Hello flink community,

I am trying to understand the latency involved in cross operation. Below are
my tests.

In plain Java:
1. Create 2D array 1 - populated with 1 million rows and 3 columns with
randomly generated double values 
2. Create 2D array 1 - populated with 100 rows and 3 columns with randomly
generated double values 
3. Run nested for loop for 1 million X 100 times and perform
EuclideanDistance calculation inside the nested loop 
4. Collect the output in a List of doubles and print size of the list at

above steps are complete in about 15 seconds in plain java on my laptop.

In flink batch:
1. Read avro files with 1 million and 100 rows in same format as above
2. Perform cross operation from 100 rows dataset with 1 million row with
crossWithHuge hint as the broadcasted 1 million dataset is bigger in this
3. Apply map function that will perform distance function. 
4. After cross I am doing a count at the end as a closure step. 

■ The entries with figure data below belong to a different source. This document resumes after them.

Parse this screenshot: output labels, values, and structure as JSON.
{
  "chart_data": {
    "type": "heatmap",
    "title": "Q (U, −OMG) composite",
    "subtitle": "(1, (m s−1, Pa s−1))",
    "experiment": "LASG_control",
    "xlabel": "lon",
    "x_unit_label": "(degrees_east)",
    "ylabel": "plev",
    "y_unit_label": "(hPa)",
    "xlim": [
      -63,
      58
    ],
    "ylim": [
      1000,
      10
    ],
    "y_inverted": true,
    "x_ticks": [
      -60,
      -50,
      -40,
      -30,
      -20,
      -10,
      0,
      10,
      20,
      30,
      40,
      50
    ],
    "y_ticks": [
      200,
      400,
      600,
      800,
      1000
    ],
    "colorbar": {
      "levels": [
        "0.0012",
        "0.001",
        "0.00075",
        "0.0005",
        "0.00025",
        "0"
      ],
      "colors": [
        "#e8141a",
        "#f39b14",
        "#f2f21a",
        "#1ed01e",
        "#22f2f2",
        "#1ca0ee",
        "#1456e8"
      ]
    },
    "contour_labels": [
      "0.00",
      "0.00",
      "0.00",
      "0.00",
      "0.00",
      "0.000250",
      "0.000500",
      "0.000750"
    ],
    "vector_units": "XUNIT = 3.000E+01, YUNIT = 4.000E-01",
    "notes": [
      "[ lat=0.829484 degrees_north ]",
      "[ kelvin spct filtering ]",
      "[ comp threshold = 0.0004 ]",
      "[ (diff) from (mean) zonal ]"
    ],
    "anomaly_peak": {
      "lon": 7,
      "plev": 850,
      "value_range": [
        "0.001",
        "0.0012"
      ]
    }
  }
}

When I package and submit jar to flink cluster it takes about 2 min and 10
sec to complete. I can see that 1 million dataset finishes population from
avro file in a minute and its indicated as broadcast which makes sense.
Since I am running it on a single slot I believe there is not data shipped
across the network. I am wondering why it still takes another 70 seconds to
run cross operation. I understand cartesian product can be expensive but I
am guessing it should be close to the nested loop in Java for this case.
Please advise. 

Thanks for your help in advance!